WALLACE'S APARTMENT - 8:00 PM
Wynona was on the doorstep. She hadn't called. She just stood there, her arms crossed against the evening chill, her eyes puffy but dry.
"Let me in, Wallace."
He couldn't look at her. He opened the door.
She walked in, her eyes scanning the apartment like a detective. She saw the streak of blue Windex on the wall. She saw the single, clean coffee mug in the sink. She saw the emptiness.
"Where is he?" she asked, her voice terrifyingly calm.
"Where's who?"
"Don't," she said, turning to face him. "Don't you dare. Your sister Bella called me. She said there was a 'situation.' She said I should 'be prepared.' Prepared for what, Wallace? Is he living here? Did you move your boyfriend into our home?"
"It's not your home, Wynona. You live with your mother."
"BECAUSE YOU PUSHED ME OUT!" The calm shattered. "You with your fucking distance and your silent treatments and your 'I need space'! You were making space for him, weren't you? How long? How long have you been... this?"
He said nothing. The silence was his confession.
She let out a sound that was half-laugh, half-sob. "All those times you couldn't look at me. All those times you flinched when I touched you. I thought it was me. I thought I was ugly. I thought I'd gotten fat. I spent thousands on therapy and yoga and fucking kale because my husband couldn't stand to fuck me. And the whole time... the whole time it was because you wanted to fuck a man."
"Wynona, please…"
"NO! FUCK YOUR 'PLEASE'!" She picked up a vase from the side table and hurled it at his head. He ducked. It exploded against the wall behind him. "You used me! You used me as your fucking beard for ten years! You stole my life! You are a coward and a liar and I hate you, Wallace! I HATE YOU!"
She was screaming now, tears finally streaming down her face. She grabbed her keys from her pocket and threw them at him. They hit his chest and fell to the floor.
"You want out? You're out. I'm filing for divorce on Friday. I'm taking you for everything you have, which isn't much, you pathetic piece of shit. I hope he's worth it. I hope he makes you real fucking happy."
She turned and walked out. The door slammed so hard the remaining vase on the shelf rattled.
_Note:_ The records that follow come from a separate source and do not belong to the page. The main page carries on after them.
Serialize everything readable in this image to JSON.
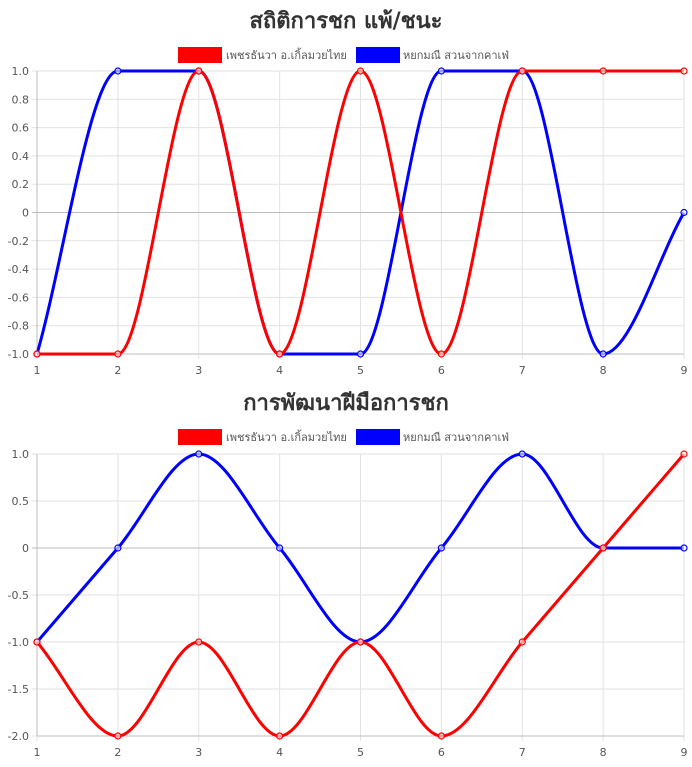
{
  "chart_data": [
    {
      "type": "line",
      "title": "สถิติการชก แพ้/ชนะ",
      "x": [
        1,
        2,
        3,
        4,
        5,
        6,
        7,
        8,
        9
      ],
      "ylim": [
        -1.0,
        1.0
      ],
      "yticks": [
        1.0,
        0.8,
        0.6,
        0.4,
        0.2,
        0,
        -0.2,
        -0.4,
        -0.6,
        -0.8,
        -1.0
      ],
      "ytick_labels": [
        "1.0",
        "0.8",
        "0.6",
        "0.4",
        "0.2",
        "0",
        "-0.2",
        "-0.4",
        "-0.6",
        "-0.8",
        "-1.0"
      ],
      "grid": true,
      "legend_position": "top",
      "series": [
        {
          "name": "เพชรธันวา อ.เกิ้ลมวยไทย",
          "color": "#ff0000",
          "values": [
            -1,
            -1,
            1,
            -1,
            1,
            -1,
            1,
            1,
            1
          ]
        },
        {
          "name": "หยกมณี สวนจากคาเฟ่",
          "color": "#0000ff",
          "values": [
            -1,
            1,
            1,
            -1,
            -1,
            1,
            1,
            -1,
            0
          ]
        }
      ]
    },
    {
      "type": "line",
      "title": "การพัฒนาฝีมือการชก",
      "x": [
        1,
        2,
        3,
        4,
        5,
        6,
        7,
        8,
        9
      ],
      "ylim": [
        -2.0,
        1.0
      ],
      "yticks": [
        1.0,
        0.5,
        0,
        -0.5,
        -1.0,
        -1.5,
        -2.0
      ],
      "ytick_labels": [
        "1.0",
        "0.5",
        "0",
        "-0.5",
        "-1.0",
        "-1.5",
        "-2.0"
      ],
      "grid": true,
      "legend_position": "top",
      "series": [
        {
          "name": "เพชรธันวา อ.เกิ้ลมวยไทย",
          "color": "#ff0000",
          "values": [
            -1,
            -2,
            -1,
            -2,
            -1,
            -2,
            -1,
            0,
            1
          ]
        },
        {
          "name": "หยกมณี สวนจากคาเฟ่",
          "color": "#0000ff",
          "values": [
            -1,
            0,
            1,
            0,
            -1,
            0,
            1,
            0,
            0
          ]
        }
      ]
    }
  ]
}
For a second, Wallace thought it would fall and shatter too. But it didn't. It just sat there, trembling.
Wallace slid down the wall to the floor, surrounded by the shattered glass. He sat there for a long time, glass crunching under his palms when he shifted.
His phone buzzed. Julian. You okay?
He wasn't. He typed: She knows. It's over.
Julian's response came fast. Then come home.
Home. Wallace looked around the apartment, this sterile box he'd been living in, this performance he'd maintained for a decade. It had never been home. Not really.
He didn't respond. He just sat in the wreckage, waiting for Thursday.